En effet, les forces du maréchal Haftar avaient prévenu dans un bref communiqué, que la «riposte sera sévère en cas de violation de la trêve par le camp adverse», en allusion aux forces du gouvernement d’union nationale (GNA) reconnu par l’ONU et basé à Tripoli. Et cela n’a pas tardé: l’armée inféodée à l’homme fort de Benghazi souligne avoir abattu un drone turc qui violait le cessez-le-feu. Et arraisonné un bateau italien qui pourrait transporter des armes au GNA.

Plongée dans le chaos depuis 2011, la Libye est divisée en deux camps rivaux entre le gouvernement d’accord national (GNA), qui siège à Tripoli et qui est reconnu par la communauté internationale, et un gouvernement parallèle soutenu par le maréchal Khalifa Haftar, dans l’est du pays.

Les deux camps bénéficient du soutien politique et militaire de puissances régionales et internationales, à l’image notamment de la Turquie qui appuie le GNA dirigé par Fayez el-Sarraj et de la Russie qui soutient les forces du maréchal Haftar.
Ce dernier qui assiège Tripoli part en position de force au rendez-vous de Moscou.
En effet, ses forces ont réussi à reprendre le contrôle de la ville stratégique de Syrte il y a de cela une semaine,

Lors d’une rencontre mercredi à Istanbul, Vladimir Poutine et Recep Tayyip Erdogan avaient appelé à l’instauration d’un cessez-le-feu en Libye à partir de dimanche minuit et exhorté les belligérants à s’asseoir à la table de négociations pour parvenir à la paix.

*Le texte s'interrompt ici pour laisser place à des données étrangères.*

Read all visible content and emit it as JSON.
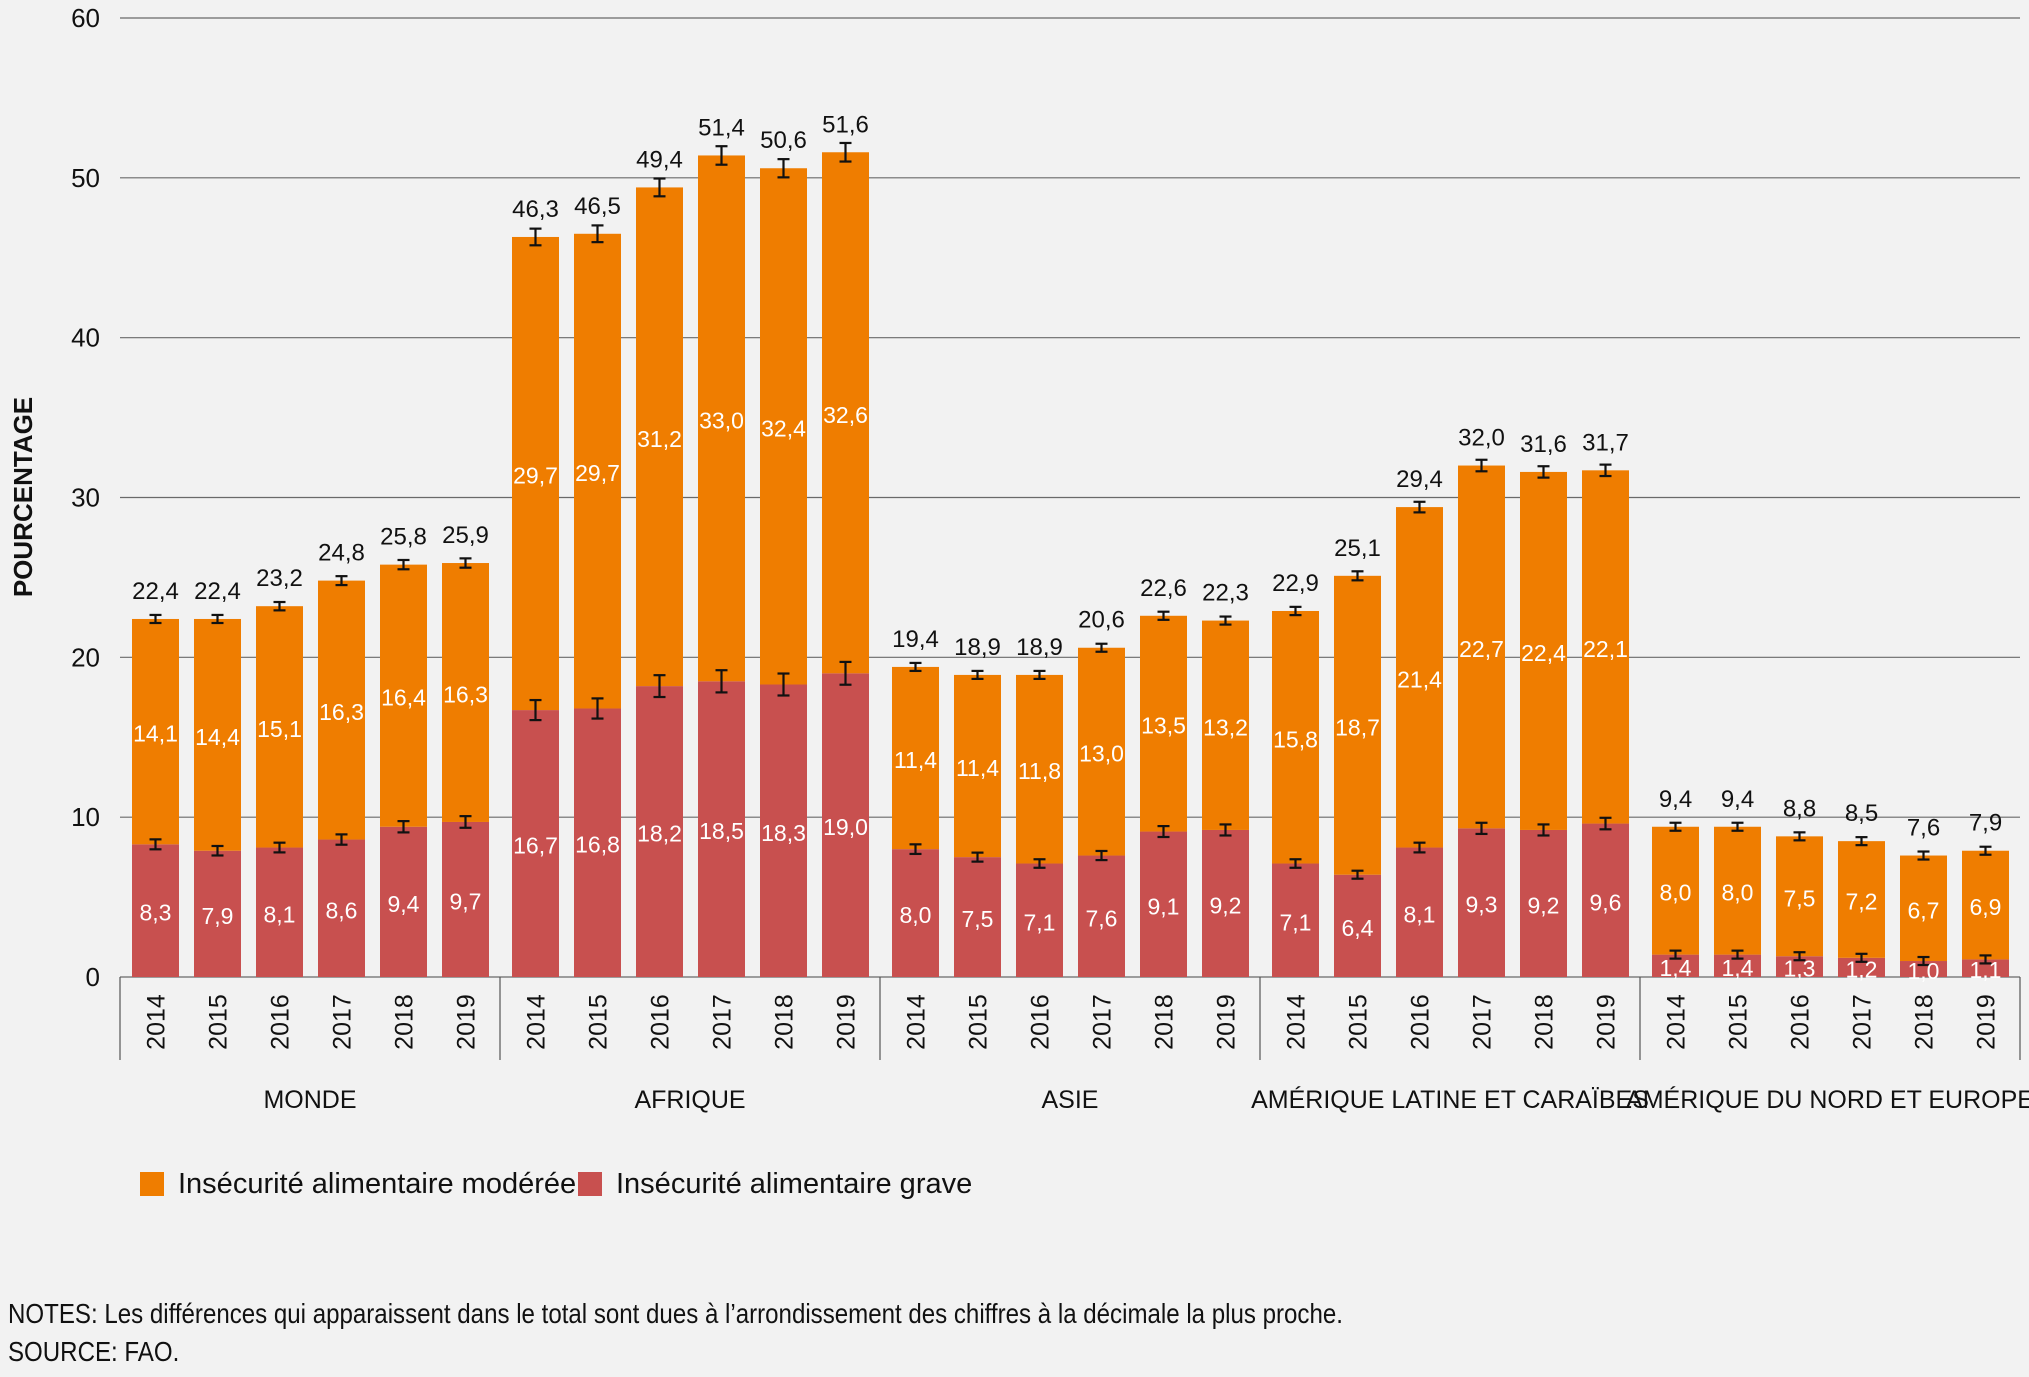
{
  "chart_data": {
    "type": "bar",
    "stacked": true,
    "ylabel": "POURCENTAGE",
    "ylim": [
      0,
      60
    ],
    "yticks": [
      0,
      10,
      20,
      30,
      40,
      50,
      60
    ],
    "grid": true,
    "legend_position": "bottom-left",
    "years": [
      "2014",
      "2015",
      "2016",
      "2017",
      "2018",
      "2019"
    ],
    "colors": {
      "moderate": "#ef7d00",
      "severe": "#c8504f"
    },
    "series": [
      {
        "name": "Insécurité alimentaire modérée",
        "key": "moderate"
      },
      {
        "name": "Insécurité alimentaire grave",
        "key": "severe"
      }
    ],
    "groups": [
      {
        "name": "MONDE",
        "severe": [
          8.3,
          7.9,
          8.1,
          8.6,
          9.4,
          9.7
        ],
        "severe_labels": [
          "8,3",
          "7,9",
          "8,1",
          "8,6",
          "9,4",
          "9,7"
        ],
        "moderate": [
          14.1,
          14.4,
          15.1,
          16.3,
          16.4,
          16.3
        ],
        "moderate_labels": [
          "14,1",
          "14,4",
          "15,1",
          "16,3",
          "16,4",
          "16,3"
        ],
        "total": [
          22.4,
          22.4,
          23.2,
          24.8,
          25.8,
          25.9
        ],
        "total_labels": [
          "22,4",
          "22,4",
          "23,2",
          "24,8",
          "25,8",
          "25,9"
        ]
      },
      {
        "name": "AFRIQUE",
        "severe": [
          16.7,
          16.8,
          18.2,
          18.5,
          18.3,
          19.0
        ],
        "severe_labels": [
          "16,7",
          "16,8",
          "18,2",
          "18,5",
          "18,3",
          "19,0"
        ],
        "moderate": [
          29.7,
          29.7,
          31.2,
          33.0,
          32.4,
          32.6
        ],
        "moderate_labels": [
          "29,7",
          "29,7",
          "31,2",
          "33,0",
          "32,4",
          "32,6"
        ],
        "total": [
          46.3,
          46.5,
          49.4,
          51.4,
          50.6,
          51.6
        ],
        "total_labels": [
          "46,3",
          "46,5",
          "49,4",
          "51,4",
          "50,6",
          "51,6"
        ]
      },
      {
        "name": "ASIE",
        "severe": [
          8.0,
          7.5,
          7.1,
          7.6,
          9.1,
          9.2
        ],
        "severe_labels": [
          "8,0",
          "7,5",
          "7,1",
          "7,6",
          "9,1",
          "9,2"
        ],
        "moderate": [
          11.4,
          11.4,
          11.8,
          13.0,
          13.5,
          13.2
        ],
        "moderate_labels": [
          "11,4",
          "11,4",
          "11,8",
          "13,0",
          "13,5",
          "13,2"
        ],
        "total": [
          19.4,
          18.9,
          18.9,
          20.6,
          22.6,
          22.3
        ],
        "total_labels": [
          "19,4",
          "18,9",
          "18,9",
          "20,6",
          "22,6",
          "22,3"
        ]
      },
      {
        "name": "AMÉRIQUE LATINE ET CARAÏBES",
        "severe": [
          7.1,
          6.4,
          8.1,
          9.3,
          9.2,
          9.6
        ],
        "severe_labels": [
          "7,1",
          "6,4",
          "8,1",
          "9,3",
          "9,2",
          "9,6"
        ],
        "moderate": [
          15.8,
          18.7,
          21.4,
          22.7,
          22.4,
          22.1
        ],
        "moderate_labels": [
          "15,8",
          "18,7",
          "21,4",
          "22,7",
          "22,4",
          "22,1"
        ],
        "total": [
          22.9,
          25.1,
          29.4,
          32.0,
          31.6,
          31.7
        ],
        "total_labels": [
          "22,9",
          "25,1",
          "29,4",
          "32,0",
          "31,6",
          "31,7"
        ]
      },
      {
        "name": "AMÉRIQUE DU NORD ET EUROPE",
        "severe": [
          1.4,
          1.4,
          1.3,
          1.2,
          1.0,
          1.1
        ],
        "severe_labels": [
          "1,4",
          "1,4",
          "1,3",
          "1,2",
          "1,0",
          "1,1"
        ],
        "moderate": [
          8.0,
          8.0,
          7.5,
          7.2,
          6.7,
          6.9
        ],
        "moderate_labels": [
          "8,0",
          "8,0",
          "7,5",
          "7,2",
          "6,7",
          "6,9"
        ],
        "total": [
          9.4,
          9.4,
          8.8,
          8.5,
          7.6,
          7.9
        ],
        "total_labels": [
          "9,4",
          "9,4",
          "8,8",
          "8,5",
          "7,6",
          "7,9"
        ]
      }
    ]
  },
  "notes": {
    "line1": "NOTES: Les différences qui apparaissent dans le total sont dues à l’arrondissement des chiffres à la décimale la plus proche.",
    "line2": "SOURCE: FAO."
  }
}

Le conflit libyen qui perdure depuis 2011 déborde sur les pays du voisinage. Tunis estime avoir reçu plus d’un million de personnes en provenance de Libye.
Aujourd’hui, le seuil des 300 personnes vulnérables par jour arrivant sur le sol tunisien n’est pas atteint, mais la réponse est prête à être déclenchée, comme l’explique Diego Zorrilla, coordinateur des Nations unies en Tunisie.

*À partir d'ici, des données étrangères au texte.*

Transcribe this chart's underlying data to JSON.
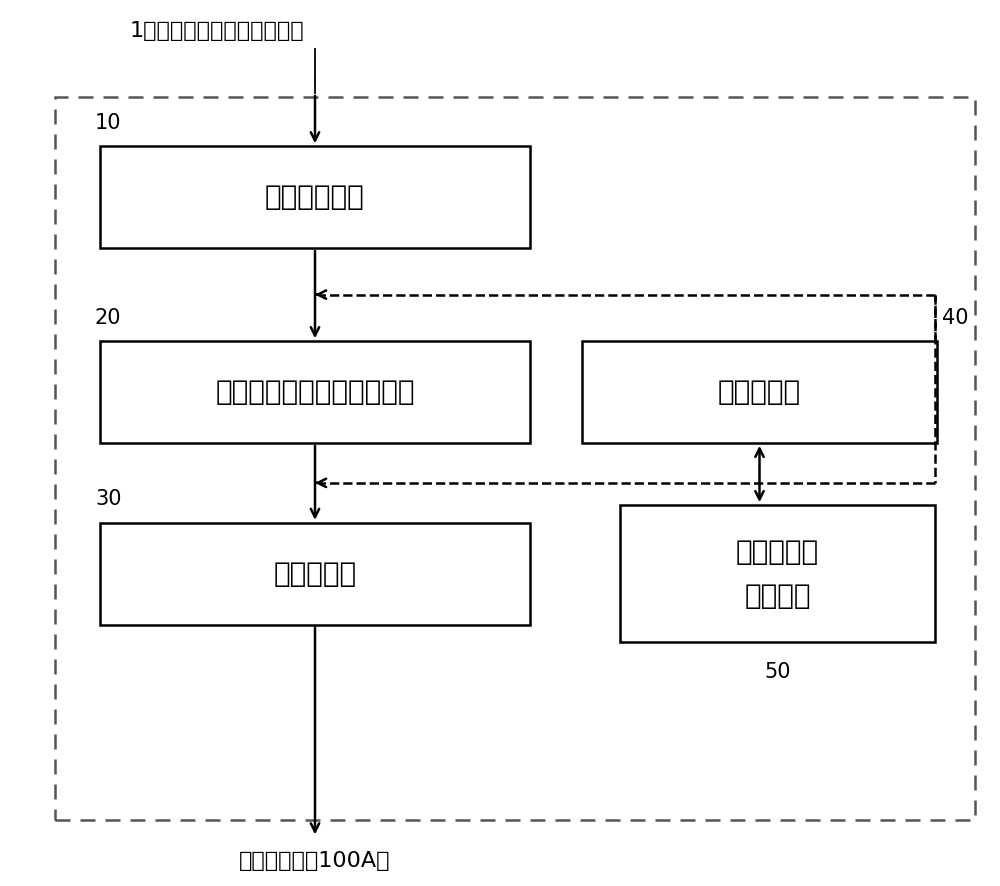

Un lieu pour la mise en place d’un camp capable d’accueillir 25 000 personnes est en préparation, il a été identifié par les autorités tunisiennes dans le sud tunisien, dans le gouvernorat de Tataouine.
L’Algérie craint aussi d’être affectée, pour sa part, de tout débordement de la crise libyenne. Et a mobilisé ses forces le long d’une frontière qui s’étale sur plusieurs centaines de kilomètres où la construction d’une «muraille protectrice» est en cours.

La mission de l’ONU s’est félicitée de ces annonces, exhortant les parties «à laisser place aux efforts pour un dialogue interlibyen».
Si aucun mécanisme de surveillance du cessez-le-feu n’a été annoncé, le chef du GNA a appelé dans son communiqué «les commissions militaires proposées par les deux camps à préparer les mesures relatives au cessez-le-feu, sous l’égide de l’ONU».